Christopher Gibson (22), Garret Sparks (21) and Antoine Bibeau (21) represent the next wave of goaltending in Toronto – and they’re all competing for one AHL starter’s job. This year, Gibson and Bibeau shared the Marlies’ crease and both played relatively well when called upon. This meant that Sparks was unfortunately stuck in the ECHL. To his credit though, Sparks dominated. He was easily one of the league’s best goaltenders.
Besides none of the Marlies goaltenders being ready for any kind of NHL action, the issue here is two-fold. Not only is their not enough quality opportunity to go around for Gibson, Bibeau and Sparks, but if none of them pan out into legitimate goaltenders, there’s quite literally no one behind them.
So, yeah – it’s time for the Leafs to draft another goaltender.
That’s not to say they need to use a first round pick on one – they don’t. At some point though, likely in the third round or later, it might make some sense to go and actively look for goalie.
I know, I know. Always draft the best available blah blah blah.
Still, adding a goaltender that has another two-plus years of Junior, College or European hockey before pushing for an AHL or NHL job would be ideal. Hell, adding a few over the next two or three years would be ideal. You don’t necessarily have to go way off the board for one, but if you’re looking a group of skaters and goaltenders that you think may have similar impacts on an NHL roster, you are allowed to take organizational need into consideration. If there’s no fit, fine – try again next year. At the very least, you have to be aware of your need for a young goaltender (or more).
The 2015 draft class isn’t particularly deep with goaltending talent, but that’s ok. Toronto is, at this point, better off looking for hidden gems in the later rounds, not using high picks to take the top ranked netminder. Goalies, as we know, are very difficult to project, and it’s better to swing and miss on one in the sixth round as opposed to the first.

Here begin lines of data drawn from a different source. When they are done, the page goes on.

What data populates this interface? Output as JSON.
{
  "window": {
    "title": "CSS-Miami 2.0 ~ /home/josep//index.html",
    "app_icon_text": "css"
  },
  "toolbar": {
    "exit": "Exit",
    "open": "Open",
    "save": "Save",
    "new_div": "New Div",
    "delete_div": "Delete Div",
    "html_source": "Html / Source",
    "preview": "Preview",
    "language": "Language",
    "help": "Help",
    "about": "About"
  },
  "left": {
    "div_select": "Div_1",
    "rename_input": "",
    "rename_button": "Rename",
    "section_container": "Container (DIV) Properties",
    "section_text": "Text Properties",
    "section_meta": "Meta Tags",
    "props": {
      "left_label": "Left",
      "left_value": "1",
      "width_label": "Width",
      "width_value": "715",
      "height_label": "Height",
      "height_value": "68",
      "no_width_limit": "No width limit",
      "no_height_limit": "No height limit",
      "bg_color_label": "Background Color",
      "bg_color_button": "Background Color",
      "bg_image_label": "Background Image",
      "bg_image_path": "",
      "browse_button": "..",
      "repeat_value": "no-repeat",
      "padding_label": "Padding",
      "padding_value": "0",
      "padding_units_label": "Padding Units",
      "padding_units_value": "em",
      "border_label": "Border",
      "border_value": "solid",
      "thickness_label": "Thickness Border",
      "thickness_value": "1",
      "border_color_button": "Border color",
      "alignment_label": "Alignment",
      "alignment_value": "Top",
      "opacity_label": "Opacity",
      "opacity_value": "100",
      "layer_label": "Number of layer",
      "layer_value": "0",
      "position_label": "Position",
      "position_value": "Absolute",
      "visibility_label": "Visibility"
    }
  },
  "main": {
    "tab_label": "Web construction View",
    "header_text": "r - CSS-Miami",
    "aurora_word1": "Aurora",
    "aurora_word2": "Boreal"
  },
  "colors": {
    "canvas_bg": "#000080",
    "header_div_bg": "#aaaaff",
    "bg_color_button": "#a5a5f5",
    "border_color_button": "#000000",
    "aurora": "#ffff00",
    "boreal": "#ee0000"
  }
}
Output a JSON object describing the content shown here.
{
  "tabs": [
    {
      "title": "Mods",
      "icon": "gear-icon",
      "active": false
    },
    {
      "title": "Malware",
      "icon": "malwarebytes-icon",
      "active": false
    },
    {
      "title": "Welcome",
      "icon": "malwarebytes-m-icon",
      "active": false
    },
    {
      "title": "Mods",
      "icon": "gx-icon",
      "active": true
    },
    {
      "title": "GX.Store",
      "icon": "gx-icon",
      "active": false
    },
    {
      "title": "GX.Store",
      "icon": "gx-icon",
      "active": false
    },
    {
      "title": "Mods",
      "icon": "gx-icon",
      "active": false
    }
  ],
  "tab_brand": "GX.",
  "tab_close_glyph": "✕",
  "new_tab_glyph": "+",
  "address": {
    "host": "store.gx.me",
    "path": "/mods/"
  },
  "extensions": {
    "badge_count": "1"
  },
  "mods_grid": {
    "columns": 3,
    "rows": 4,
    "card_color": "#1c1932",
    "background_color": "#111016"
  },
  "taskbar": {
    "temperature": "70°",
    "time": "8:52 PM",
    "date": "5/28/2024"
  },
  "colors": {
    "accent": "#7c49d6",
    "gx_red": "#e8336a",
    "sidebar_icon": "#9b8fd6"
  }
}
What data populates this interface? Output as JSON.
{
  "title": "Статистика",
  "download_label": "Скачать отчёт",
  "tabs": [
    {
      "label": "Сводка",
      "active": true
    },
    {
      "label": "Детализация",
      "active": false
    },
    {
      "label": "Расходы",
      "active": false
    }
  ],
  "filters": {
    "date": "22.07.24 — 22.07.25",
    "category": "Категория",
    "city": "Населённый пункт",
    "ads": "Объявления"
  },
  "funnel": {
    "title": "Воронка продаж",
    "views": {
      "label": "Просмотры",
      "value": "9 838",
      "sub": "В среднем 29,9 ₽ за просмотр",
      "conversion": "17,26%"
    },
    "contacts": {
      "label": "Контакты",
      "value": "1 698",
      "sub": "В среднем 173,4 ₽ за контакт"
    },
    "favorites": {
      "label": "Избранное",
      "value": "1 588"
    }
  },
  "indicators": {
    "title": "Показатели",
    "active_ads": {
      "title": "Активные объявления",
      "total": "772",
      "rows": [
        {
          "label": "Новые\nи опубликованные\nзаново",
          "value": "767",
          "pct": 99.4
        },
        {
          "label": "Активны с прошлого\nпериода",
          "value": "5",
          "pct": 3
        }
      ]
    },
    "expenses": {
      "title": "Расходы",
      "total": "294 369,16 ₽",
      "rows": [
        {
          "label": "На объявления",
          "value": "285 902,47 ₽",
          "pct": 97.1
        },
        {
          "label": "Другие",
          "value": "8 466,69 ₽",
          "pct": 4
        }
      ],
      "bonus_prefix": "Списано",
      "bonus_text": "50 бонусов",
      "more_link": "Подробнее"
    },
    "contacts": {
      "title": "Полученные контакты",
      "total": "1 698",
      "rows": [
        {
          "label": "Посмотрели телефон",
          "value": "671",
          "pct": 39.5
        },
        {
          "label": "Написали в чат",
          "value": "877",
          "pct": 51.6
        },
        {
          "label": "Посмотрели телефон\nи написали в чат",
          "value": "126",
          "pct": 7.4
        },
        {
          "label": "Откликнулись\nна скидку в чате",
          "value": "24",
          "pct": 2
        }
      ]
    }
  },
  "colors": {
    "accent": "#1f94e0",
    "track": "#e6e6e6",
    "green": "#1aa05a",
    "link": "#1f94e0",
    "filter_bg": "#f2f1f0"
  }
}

Metallurg’s Ilya Samsanov and Barrie’s Mackenzie Blackwood headline this year’s goaltending talent, and neither are expected to be selected in the first round. Instead, you’ll likely see this year’s top goaltending prospects start going sometime in the second, with a good number still available all throughout the mid and late rounds.
Maybe consider Callum Booth, the Quebec Remparts netminder who spent much of this season and the playoffs stuck behind 2013 second round pick and Montreal prospect Zach Fucale. Or maybe 6’3 Slovakian netminder Matej Tomek, who spent the past year playing junior hockey in Topeka, Kansas – he’s off to University of North Dakota in the fall. There’s also Brynas Jr.’s Felix Sandstrom, the 18-year old has actually already made his professional hockey debut, posting a .963 SV% and 1.09 GAA in two SHL games.
Point is, there will be plenty of goalies still kicking around after the early rounds. Toronto currently owns a third round pick, two fourth rounders, a fifth, a sixth, and a seventh. It wouldn’t be the worst idea to spend one of those on a long term goaltending project and keep that pipeline full.